Она сидела на своей постели, окруженная взволнованными родными лицами.

— Ты нас так напугала!..

— Тебе уже лучше, дорогая?

— Приляг, тебе нужно отдохнуть.

— Нужно позвать доктооа.

— Тетя Лиза, я не больна, ничего страшного. Франсуаза, что точно тебе сообщил Файяр?

— Я тебе уже сказала.

— И они ничего не могли сделать?

— Они протестовали. Руфь не хотела расставаться с Лаурой. Немцы взяли и ее.

— А маленький Шарль?

— Камилла поручила его мадам Файяр и мадам Бушардо.

— Куда их отвезли?

— В Бордо. Не волнуйся, может быть, это недоразумение и их скоро выпустят…

— Ты прекрасно понимаешь, что это не может быть недоразумением. Ты же знаешь, что я и Камилла были «почтовым яшиком», встречали курьеров и распространяли листовки!

— Это не так страшно.

— Сейчас расстреливают и за меньшее.

— Наш дядя Люк… он все еще в хороших отношениях с немцами?

— Думаю, что да: наша кузина вышла замуж за одного из них.

— Нужно найти его.
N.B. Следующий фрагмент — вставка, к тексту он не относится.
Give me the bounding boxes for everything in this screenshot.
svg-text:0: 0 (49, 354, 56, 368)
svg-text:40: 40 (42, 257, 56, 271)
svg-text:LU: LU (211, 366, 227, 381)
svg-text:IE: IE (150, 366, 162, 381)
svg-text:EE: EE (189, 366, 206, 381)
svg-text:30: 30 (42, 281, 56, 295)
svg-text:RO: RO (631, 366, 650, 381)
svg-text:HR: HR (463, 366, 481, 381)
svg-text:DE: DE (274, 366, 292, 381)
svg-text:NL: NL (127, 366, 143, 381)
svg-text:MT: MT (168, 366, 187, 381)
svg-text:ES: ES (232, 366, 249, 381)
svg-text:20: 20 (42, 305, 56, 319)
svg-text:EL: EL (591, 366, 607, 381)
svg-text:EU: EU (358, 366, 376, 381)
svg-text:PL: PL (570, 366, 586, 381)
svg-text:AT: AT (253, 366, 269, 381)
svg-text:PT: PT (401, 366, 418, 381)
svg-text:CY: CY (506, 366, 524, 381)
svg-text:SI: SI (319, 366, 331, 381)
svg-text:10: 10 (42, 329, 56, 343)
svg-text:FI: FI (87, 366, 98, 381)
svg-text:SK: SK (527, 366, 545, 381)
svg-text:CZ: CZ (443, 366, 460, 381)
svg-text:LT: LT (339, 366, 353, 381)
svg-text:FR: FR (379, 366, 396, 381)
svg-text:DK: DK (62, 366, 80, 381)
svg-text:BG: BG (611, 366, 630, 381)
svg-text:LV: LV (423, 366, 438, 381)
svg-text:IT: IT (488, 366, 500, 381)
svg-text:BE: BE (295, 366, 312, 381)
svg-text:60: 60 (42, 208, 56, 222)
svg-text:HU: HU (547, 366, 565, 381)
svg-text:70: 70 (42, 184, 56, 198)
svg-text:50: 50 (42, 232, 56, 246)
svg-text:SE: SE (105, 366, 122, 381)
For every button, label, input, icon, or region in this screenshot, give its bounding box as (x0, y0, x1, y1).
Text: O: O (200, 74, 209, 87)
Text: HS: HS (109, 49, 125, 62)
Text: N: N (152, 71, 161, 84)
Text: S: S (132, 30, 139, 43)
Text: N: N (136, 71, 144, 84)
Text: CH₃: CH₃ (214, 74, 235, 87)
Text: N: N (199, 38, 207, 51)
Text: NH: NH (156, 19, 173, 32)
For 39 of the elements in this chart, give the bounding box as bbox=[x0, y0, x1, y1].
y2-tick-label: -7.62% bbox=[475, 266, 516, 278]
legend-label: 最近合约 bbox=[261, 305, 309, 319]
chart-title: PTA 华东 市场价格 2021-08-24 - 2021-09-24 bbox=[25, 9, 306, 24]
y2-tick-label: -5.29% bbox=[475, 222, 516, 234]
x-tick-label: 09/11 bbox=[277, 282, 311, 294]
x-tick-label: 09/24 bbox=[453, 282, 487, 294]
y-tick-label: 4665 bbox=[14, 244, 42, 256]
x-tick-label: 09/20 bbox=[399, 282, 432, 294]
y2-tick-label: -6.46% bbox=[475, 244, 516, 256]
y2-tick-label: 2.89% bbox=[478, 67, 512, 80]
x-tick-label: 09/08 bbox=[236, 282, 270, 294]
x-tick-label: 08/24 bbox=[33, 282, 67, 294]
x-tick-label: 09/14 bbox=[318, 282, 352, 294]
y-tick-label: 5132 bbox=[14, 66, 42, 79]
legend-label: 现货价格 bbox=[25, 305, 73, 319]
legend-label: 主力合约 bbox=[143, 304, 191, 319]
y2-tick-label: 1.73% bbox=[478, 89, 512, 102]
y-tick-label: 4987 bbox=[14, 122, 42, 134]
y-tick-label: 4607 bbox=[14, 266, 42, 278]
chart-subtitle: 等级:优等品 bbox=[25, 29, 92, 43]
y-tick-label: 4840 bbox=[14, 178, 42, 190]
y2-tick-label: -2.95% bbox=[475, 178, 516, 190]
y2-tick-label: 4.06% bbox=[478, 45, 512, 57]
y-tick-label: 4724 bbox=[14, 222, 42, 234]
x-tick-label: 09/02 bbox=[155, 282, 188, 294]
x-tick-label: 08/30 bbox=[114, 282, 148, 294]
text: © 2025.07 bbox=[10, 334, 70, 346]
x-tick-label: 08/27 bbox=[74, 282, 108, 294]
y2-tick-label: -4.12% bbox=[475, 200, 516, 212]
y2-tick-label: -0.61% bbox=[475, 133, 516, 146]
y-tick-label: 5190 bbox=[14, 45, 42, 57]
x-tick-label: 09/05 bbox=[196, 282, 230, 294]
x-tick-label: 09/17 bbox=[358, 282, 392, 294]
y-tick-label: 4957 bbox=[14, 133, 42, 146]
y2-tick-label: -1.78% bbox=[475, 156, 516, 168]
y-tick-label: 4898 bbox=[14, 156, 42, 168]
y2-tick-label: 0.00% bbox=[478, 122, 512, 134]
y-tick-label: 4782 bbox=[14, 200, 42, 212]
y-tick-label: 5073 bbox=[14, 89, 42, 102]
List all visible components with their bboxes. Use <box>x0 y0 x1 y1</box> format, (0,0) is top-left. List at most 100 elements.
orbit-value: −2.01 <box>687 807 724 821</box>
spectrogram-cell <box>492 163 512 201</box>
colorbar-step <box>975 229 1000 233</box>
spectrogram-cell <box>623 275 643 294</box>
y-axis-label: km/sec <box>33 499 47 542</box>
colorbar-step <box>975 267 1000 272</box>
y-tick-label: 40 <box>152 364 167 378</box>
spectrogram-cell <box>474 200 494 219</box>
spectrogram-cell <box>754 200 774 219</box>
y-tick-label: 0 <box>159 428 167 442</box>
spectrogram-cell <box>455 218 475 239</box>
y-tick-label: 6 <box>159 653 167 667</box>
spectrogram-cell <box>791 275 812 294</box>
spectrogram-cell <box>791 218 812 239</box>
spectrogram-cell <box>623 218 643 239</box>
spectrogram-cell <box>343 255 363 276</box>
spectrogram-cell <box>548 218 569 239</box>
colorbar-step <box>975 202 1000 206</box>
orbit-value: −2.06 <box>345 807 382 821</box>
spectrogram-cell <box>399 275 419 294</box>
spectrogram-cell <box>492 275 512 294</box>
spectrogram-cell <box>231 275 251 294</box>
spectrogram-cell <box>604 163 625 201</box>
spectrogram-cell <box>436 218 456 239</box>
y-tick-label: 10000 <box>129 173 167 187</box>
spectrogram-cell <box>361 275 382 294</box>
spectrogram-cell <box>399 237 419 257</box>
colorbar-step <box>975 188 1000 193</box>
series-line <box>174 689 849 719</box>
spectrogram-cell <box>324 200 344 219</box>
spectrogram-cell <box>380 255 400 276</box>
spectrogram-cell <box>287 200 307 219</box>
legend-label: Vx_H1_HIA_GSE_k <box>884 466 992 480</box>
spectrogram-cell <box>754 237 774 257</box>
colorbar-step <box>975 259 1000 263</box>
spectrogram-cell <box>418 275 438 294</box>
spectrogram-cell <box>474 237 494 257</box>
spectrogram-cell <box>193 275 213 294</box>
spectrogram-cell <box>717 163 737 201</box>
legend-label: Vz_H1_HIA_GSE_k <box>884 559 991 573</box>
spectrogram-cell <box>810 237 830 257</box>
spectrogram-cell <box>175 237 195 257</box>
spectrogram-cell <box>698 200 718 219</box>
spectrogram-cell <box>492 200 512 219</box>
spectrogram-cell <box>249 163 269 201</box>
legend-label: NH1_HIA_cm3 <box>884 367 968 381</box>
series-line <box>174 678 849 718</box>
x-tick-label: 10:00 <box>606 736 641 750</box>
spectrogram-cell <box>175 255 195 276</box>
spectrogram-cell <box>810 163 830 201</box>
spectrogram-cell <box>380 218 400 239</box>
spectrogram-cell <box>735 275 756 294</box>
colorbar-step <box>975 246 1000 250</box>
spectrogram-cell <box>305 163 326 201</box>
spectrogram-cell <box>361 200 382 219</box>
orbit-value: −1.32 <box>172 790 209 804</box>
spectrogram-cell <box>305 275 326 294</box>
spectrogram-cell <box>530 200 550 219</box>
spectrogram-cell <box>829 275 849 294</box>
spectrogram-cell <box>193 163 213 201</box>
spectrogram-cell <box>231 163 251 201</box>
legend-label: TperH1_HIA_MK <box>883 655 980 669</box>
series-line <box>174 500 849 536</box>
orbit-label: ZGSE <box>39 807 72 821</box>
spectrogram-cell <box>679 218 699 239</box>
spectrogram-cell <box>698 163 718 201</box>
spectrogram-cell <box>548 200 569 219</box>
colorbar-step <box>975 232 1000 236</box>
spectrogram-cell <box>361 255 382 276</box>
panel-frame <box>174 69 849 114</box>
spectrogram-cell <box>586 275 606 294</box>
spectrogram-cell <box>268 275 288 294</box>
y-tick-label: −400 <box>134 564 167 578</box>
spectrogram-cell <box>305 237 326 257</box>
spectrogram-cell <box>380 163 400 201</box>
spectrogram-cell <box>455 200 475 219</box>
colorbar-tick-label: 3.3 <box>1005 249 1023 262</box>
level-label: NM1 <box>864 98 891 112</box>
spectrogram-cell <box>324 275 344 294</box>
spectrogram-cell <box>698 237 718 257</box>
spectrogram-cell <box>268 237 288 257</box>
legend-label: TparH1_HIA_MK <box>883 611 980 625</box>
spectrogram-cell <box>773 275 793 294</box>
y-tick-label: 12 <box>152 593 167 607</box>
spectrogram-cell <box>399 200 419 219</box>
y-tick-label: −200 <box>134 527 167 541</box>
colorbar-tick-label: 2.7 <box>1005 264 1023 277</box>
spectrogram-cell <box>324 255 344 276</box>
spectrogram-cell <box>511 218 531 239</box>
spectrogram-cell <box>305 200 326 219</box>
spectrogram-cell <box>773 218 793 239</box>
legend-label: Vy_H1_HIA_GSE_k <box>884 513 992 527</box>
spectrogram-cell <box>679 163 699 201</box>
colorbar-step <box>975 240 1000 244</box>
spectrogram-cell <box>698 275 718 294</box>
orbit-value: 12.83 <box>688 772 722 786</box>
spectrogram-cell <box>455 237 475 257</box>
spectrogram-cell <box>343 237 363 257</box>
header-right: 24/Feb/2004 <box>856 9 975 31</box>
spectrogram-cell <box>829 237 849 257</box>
Он сможет вытащить их оттуда.

— Я поеду туда.

— Нет! — закричала Франсуаза. — Я не хочу, это слишком опасно для тебя.

— Должно быть, тебе это хорошо известно, сестричка, раз ты даешь мне такой совет!

— Не упрекай меня. Отто не такой, как они. Завтра он будет здесь, он нам поможет, я уверена в этом…

После произошедшего накануне нападения на немецкую машину, в результате чего двое человек были ранены и один убит, комендантский час наступил раньше на два часа. Вечер был долгим и тяжелым для всех: Франсуаза и Леа тщетно пытались дозвониться до своего дяди, Люка Дельмаса. Телефонистка отвечала, что связь прервана на неопределенное время. Не могли они послушать и радио Лондона: из-за помех, вызванных сильным туманом, разобрать голос диктора было невозможно. В довершение ко всему сразу после полуночи объявили воздушную тревогу, и обессиленные напуганные женщины были вынуждены спуститься в подвал, служивший убежищем. Здесь уже были их соседи, наспех одетые, в накинутых на плечи одеялах… На случай, если с кем-нибудь случится истерика или нестерпимым станет холод, царивший в сыром подвале, Эстелла принесла с собой термос с липовым отваром, никогда не покидавший ее ночного столика. Доброй женщине не пришлось им воспользоваться: обессиленные, все тихо сидели каждый в своем углу. Только ребенок Франсуазы капризничал. К счастью, тревога скоро закончилась.